Capt. Moak Opens ASF by Challenging Attendees to Act in the Spirit of the Giants
August 6, 2014 - ALPA president Capt. Lee Moak formally opened the 60th Air Safety Forum on Wednesday morning with a rousing celebration of safety, security, and pilot assistance advancements obtained through the hard work of ALPA pilot representatives and staff.
The highlight of the packed meeting was the recitation of outstanding achievements from the past, focusing on ALPA’s giants in whose footsteps current representatives now walk. Capt. Moak recalled several pilots who ALPA honored with the safety, security, or pilot assistance awards over the years. (View a special video celebrating past award winners.) And he challenged the pilots present to ask themselves—in the spirit of these giants—how they can contribute and what they can do.

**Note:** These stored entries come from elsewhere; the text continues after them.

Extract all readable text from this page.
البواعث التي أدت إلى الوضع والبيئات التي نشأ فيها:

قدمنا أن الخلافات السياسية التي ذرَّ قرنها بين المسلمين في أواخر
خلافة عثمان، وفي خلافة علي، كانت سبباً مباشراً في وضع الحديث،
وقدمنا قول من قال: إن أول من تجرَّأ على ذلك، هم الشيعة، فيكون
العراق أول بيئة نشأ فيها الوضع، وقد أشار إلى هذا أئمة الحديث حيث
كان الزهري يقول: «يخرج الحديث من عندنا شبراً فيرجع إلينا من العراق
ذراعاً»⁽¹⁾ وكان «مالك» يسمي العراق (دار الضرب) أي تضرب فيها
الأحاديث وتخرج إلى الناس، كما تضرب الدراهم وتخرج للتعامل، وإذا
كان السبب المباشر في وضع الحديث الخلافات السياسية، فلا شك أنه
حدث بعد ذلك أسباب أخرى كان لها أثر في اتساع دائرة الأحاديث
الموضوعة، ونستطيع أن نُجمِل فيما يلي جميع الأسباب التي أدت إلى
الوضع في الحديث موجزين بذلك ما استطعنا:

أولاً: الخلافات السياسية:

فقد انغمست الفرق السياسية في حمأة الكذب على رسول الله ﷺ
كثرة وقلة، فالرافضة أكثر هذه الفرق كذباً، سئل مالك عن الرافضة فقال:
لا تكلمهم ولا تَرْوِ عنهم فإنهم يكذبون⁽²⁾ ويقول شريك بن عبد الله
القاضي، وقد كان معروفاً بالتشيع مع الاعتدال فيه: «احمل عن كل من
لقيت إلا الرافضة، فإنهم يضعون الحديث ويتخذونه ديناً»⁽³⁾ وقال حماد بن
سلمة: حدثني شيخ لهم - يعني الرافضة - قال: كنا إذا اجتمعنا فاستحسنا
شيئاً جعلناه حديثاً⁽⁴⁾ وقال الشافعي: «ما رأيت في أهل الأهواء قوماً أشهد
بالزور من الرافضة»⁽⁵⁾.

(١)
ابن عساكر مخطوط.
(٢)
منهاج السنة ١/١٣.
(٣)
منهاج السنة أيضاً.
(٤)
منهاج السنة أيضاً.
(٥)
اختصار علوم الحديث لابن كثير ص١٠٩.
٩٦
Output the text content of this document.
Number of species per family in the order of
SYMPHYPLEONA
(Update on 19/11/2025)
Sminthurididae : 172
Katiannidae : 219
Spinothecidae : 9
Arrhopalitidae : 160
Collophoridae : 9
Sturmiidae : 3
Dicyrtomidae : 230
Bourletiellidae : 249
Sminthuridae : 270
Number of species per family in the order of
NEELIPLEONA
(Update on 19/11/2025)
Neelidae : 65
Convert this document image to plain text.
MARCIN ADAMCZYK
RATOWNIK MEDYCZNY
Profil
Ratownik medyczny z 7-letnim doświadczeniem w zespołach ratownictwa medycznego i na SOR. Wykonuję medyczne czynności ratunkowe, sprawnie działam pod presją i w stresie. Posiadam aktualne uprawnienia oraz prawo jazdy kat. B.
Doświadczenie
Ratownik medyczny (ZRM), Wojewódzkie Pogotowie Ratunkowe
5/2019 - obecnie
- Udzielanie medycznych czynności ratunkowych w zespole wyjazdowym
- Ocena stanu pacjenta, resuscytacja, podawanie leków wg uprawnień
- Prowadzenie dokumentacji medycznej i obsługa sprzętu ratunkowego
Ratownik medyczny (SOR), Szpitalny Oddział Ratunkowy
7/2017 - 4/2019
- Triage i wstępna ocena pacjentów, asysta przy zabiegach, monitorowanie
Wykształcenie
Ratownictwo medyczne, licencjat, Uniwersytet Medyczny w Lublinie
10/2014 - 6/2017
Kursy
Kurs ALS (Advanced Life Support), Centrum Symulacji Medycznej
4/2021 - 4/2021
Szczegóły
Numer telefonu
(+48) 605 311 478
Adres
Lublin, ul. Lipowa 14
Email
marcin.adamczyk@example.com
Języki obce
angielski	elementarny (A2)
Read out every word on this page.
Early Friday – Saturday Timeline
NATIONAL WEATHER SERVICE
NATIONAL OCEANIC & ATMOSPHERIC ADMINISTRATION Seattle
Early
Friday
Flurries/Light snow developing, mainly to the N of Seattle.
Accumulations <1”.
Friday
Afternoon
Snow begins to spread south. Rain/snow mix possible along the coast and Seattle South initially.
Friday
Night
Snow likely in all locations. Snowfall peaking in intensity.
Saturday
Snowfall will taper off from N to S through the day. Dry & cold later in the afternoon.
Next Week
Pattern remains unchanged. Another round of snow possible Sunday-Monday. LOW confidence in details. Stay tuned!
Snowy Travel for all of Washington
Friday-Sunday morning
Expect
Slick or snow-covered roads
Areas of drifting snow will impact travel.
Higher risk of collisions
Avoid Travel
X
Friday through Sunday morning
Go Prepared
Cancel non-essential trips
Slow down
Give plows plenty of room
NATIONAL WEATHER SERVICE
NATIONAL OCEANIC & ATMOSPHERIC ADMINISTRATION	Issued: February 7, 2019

ALPA’s Air Safety Organization (ASO), the largest nongovernmental aviation safety organization in the world, will remain the leaders in advancing the piloting profession, he said. Capt. Moak emphatically stated that ALPA will continue to focus on the three main pillars of the ASO and celebrated ALPA’s strong partnerships with industry and government, welcoming the invited guests from those arenas. Those partnerships, he confirmed, are what allows ALPA to be the strongest voice for airline pilots and, with the International Federation of Air Line Pilots’ Associations, the conscience of the global industry.
Capt. Moak emphasized three upcoming issues that ALPA will exercise its collective voice on: carriage of lithium batteries, closing and restricting airspace, and denying Norwegian Air International its application to operate in the United States. While the International Civil Aviation Organization has improved the safety standards for transport of lithium batteries as cargo—and the U.S. government recently harmonized with those standards—the transport restrictions on cargo airliners do not go far enough and ALPA will continue to advocate for additional improvements. ALPA also expects to share the pilot viewpoint in upcoming FAA summits on the political balancing acts involved with closing airspace. And finally, Capt. Moak spoke at length about the “Deny NAI” campaign and the security concerns involved, such as the question of oversight.
After his rousing opening, Capt. Moak introduced Ed Bolton, the FAA’s assistant administrator for NextGen, to speak to the crowd about the forthcoming modernization efforts. Bolton shared that the FAA is looking at NextGen in three basic phases: now, the midterm (2018–2020), and the distant future (2020–2025). He announced to attendees that the FAA would publish a road map by October 18 that lays out the milestones, timelines, metrics, and cost of the first set of priorities over the next one to three years.
In explaining the importance of NextGen, Bolton drew a comparison to the U.S. space industry. Previously number one in the world, Bolton said the United States’ ranking has slipped. NextGen, he concluded, is the way to make sure the United States remains number one in the global aviation industry.